Thread: sitemap.pl Google Sitemap Generator

 
Tools Search
  #1  
Old July 30th, 2008, 04:26 PM
ABW Ambassador
Join Date: January 18th, 2005
Location: Toronto, Canada
Posts: 1,369
We are please to announce the release of sitemap.pl Google Sitemap Generator script.

http://www.c3scripts.com/sitemap/

Dynamically generates Google Sitemap sitemap.xml and sitemap.txt files by automatically scanning your webserver's hard drive for files.

Note: Intended for use with real files that are physically on located on your webserver. Does not recognize virtual files generated via .htaccess (mod_rewrite).

Add/Delete HTML files on your website and your sitemap will reflect those changes. No more need to manually generate a Google Sitemap. It's all automatic with sitemap.pl. Set it up and forget about it.

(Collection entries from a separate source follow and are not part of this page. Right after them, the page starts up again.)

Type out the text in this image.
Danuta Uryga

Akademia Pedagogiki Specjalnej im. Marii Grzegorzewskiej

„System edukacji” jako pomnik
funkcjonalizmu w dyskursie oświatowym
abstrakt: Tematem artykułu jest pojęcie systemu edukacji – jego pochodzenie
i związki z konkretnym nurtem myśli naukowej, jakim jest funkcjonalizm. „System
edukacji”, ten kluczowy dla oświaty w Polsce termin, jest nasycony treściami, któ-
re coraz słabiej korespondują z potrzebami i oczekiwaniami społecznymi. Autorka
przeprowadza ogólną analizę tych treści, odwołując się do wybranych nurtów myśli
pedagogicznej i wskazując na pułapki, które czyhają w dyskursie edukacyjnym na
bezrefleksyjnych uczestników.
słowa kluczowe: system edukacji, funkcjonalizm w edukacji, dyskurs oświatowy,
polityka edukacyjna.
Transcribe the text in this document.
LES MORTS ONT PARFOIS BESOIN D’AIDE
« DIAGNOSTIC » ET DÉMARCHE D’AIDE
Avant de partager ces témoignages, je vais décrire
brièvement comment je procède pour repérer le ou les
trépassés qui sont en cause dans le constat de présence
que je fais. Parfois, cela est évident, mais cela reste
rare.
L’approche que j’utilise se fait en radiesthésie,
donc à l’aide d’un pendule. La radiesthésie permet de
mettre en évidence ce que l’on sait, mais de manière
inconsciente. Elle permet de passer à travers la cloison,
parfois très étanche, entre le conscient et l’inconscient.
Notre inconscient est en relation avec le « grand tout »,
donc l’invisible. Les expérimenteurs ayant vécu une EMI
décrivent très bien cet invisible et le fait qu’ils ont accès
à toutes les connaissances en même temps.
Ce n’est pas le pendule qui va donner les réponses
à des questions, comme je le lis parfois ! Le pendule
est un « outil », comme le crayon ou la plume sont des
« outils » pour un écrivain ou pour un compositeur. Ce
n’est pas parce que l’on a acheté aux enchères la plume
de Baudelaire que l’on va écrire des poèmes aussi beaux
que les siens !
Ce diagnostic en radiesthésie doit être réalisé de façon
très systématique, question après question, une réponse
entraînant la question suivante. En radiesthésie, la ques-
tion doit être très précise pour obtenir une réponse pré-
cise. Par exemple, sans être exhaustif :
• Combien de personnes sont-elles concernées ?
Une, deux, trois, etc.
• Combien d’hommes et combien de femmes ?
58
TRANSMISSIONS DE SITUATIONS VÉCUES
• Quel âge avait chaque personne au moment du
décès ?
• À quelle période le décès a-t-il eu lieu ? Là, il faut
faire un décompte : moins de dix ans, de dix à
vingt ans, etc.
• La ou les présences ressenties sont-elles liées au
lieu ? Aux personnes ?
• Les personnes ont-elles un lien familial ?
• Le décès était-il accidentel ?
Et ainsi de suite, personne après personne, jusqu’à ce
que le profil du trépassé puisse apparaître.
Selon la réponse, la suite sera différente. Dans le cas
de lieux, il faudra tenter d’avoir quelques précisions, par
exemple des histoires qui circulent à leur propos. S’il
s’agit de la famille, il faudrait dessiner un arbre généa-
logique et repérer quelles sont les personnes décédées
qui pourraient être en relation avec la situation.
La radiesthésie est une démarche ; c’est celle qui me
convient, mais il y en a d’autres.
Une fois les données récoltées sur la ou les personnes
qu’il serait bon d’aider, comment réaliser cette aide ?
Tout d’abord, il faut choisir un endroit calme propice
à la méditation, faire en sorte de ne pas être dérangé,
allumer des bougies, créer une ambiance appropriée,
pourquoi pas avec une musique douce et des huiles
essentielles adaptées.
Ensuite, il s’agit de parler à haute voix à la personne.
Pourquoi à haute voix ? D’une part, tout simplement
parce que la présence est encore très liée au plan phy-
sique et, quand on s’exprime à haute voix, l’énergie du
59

Lifetime license: $14.95 as shareware -- try 100% fully functional version before you buy.

Yours truly,
Cusimano.Com Corporation
per: David Cusimano
  #2  
Old July 30th, 2008, 09:45 PM
No Longer Banned!
Join Date: January 19th, 2008
Location: Wilmer, Texas 75172
Posts: 940
I feel what you just said about "Your WEB SERVR". But what if I pay for YAHOOO ! hosting ?

Will it still work ?

Steve
__________________
DreamLinux.net | Registered Linux User 453976 | PM me to view our sites. It's a Google thing.
  #3  
Old August 1st, 2008, 05:01 PM
ABW Ambassador
Join Date: January 18th, 2005
Location: Toronto, Canada
Posts: 1,369
Your website needs to support cgi-bin and .htaccess (mod_rewrite) for sitemap.pl to work.

Yours truly,
Cusimano.Com Corporation
per: David Cusimano
Join ABW to remove this sponsored message.
  #4  
Old August 1st, 2008, 05:09 PM
ABW Ambassador
Join Date: January 17th, 2005
Location: Tropical Mountaintop
Posts: 5,407
I'm looking at this, it looks extremely useful and at a good price
  #5  
Old August 11th, 2008, 11:10 PM
ABW Ambassador
Join Date: January 17th, 2005
Location: Tropical Mountaintop
Posts: 5,407
Having some problems, getting only a 400 response, I filled out a trouble ticket.
EDIT:
It's working now, I see what took so long. Ir was also mapping my subdomains. Need a little more information on the "Optional Configuration file" that there is no hint on how to format. I read how it is and I looked at the skip file but there is no info on the format of the exclusions file. help?
  #6  
Old August 12th, 2008, 03:37 AM
ABW Ambassador
Join Date: January 18th, 2005
Location: Toronto, Canada
Posts: 1,369
Note that sitemap.pl will display its output only if there is not an actual /sitemap.txt (or /sitemap.xml) file. It appears that your website has an actual .xml file already (DOMAIN.com/sitemap.xml) that was generated by some other sitemap generator software. If you want sitemap.pl to dynamically generate the /sitemap.xml file then you should remove your current /sitemap.xml file.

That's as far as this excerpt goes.